Het onttrekken van grondwater vindt plaats door grondwater uit het onttrekkingsfilter op te pompen. Door het onttrekken van water via deze filters wordt ter plaatse een grondwaterstandsdaling gecreëerd, waardoor toestroming van grondwater vanuit de omgeving tot stand wordt gebracht. Met dit toestromende water worden opgeloste verontreinigende stoffen aangevoerd. Door op een slimme manier de onttrekkingsfilters over de locatie te verdelen, wordt gestreefd naar de meest optimale manier om de locatie te reinigen. Optimalisatie kan plaatsvinden op basis van meerdere criteria. Wanneer de tijdsduur het belangrijkste criterium is, zal getracht worden een zo groot mogelijke toestroming tot stand te brengen, zodat de bodem zo snel mogelijk wordt doorspoeld. Andere benaderingen kunnen zijn dat wordt geoptimaliseerd op een zo groot mogelijke concentratie aan verontreinigende stoffen in het onttrokken grondwater of op een minimaal debiet. Dit kan zowel uit kostentechnisch of milieuhygiënisch oogpunt geschieden. Eén en ander heeft uiteraard gevolgen voor de dimensies van de installatie.

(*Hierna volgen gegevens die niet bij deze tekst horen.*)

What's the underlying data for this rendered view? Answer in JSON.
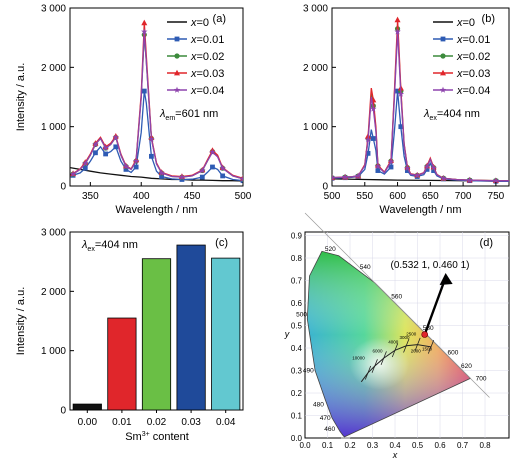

Nadat het grondwater is onttrokken, vindt gewoonlijk lozing ofwel afvoer van het onttrokken water plaats, al dan niet na zuivering. In een aantal gevallen schrijven de omstandigheden voor dat onttrokken na zuivering dient te worden geherinfiltreerd, bijvoorbeeld wanneer:

  • infiltratie onderdeel uitmaakt van het saneringssysteem om het gewenste saneringsresultaat te bereiken (bijvoorbeeld versnelde biodegradatie door inbrengen van zuurstof en nutriëntrijk water, versnelde uitspoeling van componenten door intensieve doorspoeling);
  • de netto-onttrekking aan een maximum gebonden is in het kader van het kwantitatief grondwaterbeheer;
  • de afvoercapaciteit naar riolering of oppervlaktewater beperkt is;
  • een gewenst geohydrologisch regime alleen met behulp van infiltratie verwezenlijkt kan worden (bijvoorbeeld met het oog op zettingen of ter voorkoming van verplaatsing van nabije grondwaterverontreinigingen).

Het ontwerp van een grondwatersanering omvat een groot aantal facetten. Voor het ontwerpen van een onttrekkingssysteem is daardoor een groot aantal gegevens van belang. Gegevens over bodemsamenstelling, bodemopbouw, verontreiniging en verspreiding van de verontreiniging en (geo)hydrologische aspecten spelen een rol bij het ontwerp. Daar het hierbij gaat om een groot aantal gegevens dat in redelijk detail bekend dient te zijn, is het van belang deze gegevens gefaseerd te verzamelen. Uit de opeenvolgende fasen van het onderzoek volgt dan wat de complexiteit van de locatie is en tot op welk detailniveau men gegevens moet verzamelen. Een belangrijke rol bij de interpretatie van de grote hoeveelheid gegevens kan liggen bij het gebruik van computermodellen.

Naast de toepassing als saneringstechniek wordt het onttrekken van grondwater ook toegepast bij bemaling ten behoeve van ontgraving en bij geohydrologische isolatie als techniek om verspreiding van verontreinigd grondwater te beheersen.